Mas esta abordagem só endereça metade da equação. Sim, precisamos de organizações noticiosas que distribuam informações fiáveis; mas também precisamos que aqueles que as recebem sejam consumidores esclarecidos.

Durante décadas, o governo dos EUA apoiou programas de incentivo a meios de comunicação independentes em países autoritários, privados de recursos, ou disfuncionais. Mas estes programas assumem implicitamente que os próprios EUA são imunes aos problemas enfrentados por pessoas noutros países quando criam ou consumem informação. Nos EUA, assumimos também que os meios de comunicação americanos, sustentados pela publicidade, continuarão a prosperar, que o jornalismo independente é a norma, e que a maioria das pessoas é capaz de pensar de forma crítica, e de julgar de forma sensata as informações que recebe.

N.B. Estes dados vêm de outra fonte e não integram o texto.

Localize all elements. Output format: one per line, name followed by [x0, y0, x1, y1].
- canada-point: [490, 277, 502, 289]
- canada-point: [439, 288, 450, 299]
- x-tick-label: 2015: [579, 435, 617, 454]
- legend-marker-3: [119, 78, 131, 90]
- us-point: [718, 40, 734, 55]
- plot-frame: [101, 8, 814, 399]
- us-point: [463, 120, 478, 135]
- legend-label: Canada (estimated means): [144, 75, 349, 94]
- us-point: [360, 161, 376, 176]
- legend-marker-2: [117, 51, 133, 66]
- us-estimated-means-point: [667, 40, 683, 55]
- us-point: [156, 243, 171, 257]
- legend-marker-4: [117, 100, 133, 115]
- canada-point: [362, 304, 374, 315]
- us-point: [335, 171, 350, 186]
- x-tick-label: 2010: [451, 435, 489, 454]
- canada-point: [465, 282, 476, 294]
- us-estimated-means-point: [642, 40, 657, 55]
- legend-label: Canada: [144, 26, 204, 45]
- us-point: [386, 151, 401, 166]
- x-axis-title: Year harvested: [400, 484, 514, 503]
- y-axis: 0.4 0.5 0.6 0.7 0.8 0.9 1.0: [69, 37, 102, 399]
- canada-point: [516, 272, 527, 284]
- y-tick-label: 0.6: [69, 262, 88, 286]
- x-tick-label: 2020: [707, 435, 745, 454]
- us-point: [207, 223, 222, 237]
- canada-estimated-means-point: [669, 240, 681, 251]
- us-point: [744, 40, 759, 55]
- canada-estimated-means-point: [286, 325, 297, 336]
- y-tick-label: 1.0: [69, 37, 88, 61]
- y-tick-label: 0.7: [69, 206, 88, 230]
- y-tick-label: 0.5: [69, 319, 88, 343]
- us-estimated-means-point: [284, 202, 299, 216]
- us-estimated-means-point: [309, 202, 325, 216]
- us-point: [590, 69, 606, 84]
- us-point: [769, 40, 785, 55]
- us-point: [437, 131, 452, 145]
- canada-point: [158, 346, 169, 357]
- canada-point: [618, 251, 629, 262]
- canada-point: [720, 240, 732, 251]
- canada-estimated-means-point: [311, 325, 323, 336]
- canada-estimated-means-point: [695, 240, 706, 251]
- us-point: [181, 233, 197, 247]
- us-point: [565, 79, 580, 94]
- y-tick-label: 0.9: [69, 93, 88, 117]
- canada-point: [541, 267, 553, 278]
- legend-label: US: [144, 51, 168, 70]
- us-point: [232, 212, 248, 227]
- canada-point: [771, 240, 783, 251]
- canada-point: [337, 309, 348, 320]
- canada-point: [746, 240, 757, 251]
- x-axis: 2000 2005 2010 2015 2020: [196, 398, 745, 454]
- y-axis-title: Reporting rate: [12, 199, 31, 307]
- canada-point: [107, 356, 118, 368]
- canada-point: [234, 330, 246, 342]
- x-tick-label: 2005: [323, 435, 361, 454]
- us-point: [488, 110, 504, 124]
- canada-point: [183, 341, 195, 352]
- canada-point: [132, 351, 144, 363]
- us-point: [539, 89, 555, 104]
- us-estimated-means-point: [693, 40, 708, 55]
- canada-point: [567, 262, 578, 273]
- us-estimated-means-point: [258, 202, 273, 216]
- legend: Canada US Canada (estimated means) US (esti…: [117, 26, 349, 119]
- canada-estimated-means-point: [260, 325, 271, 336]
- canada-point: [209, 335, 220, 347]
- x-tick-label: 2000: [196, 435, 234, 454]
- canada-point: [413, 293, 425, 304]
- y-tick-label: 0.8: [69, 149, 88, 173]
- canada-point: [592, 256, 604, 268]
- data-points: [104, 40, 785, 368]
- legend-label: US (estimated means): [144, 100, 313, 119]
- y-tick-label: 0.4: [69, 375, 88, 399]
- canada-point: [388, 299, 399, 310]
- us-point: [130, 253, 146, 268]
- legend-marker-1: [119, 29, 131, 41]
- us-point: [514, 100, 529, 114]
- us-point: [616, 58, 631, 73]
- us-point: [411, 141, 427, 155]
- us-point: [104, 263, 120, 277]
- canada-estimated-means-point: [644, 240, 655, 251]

Na verdade, algumas das lições que aprendemos, enquanto apoiávamos a recolha e distribuição de informação vibrante no estrangeiro, são igualmente relevantes para os EUA. Nas eleições de 2016, as crenças pessoais que arrastaram as decisões de milhões de eleitores basearam-se não apenas nas experiências de cada pessoa e nas informações a que tiveram acesso, mas também no modo como processaram essas experiências e essas informações. Os próprios relacionamentos dos eleitores com os produtores de conteúdos, a sua motivação para acreditar ou desacreditar factos, e as suas competências de reflexão crítica, determinaram o modo como interpretaram e agiram sobre as informações.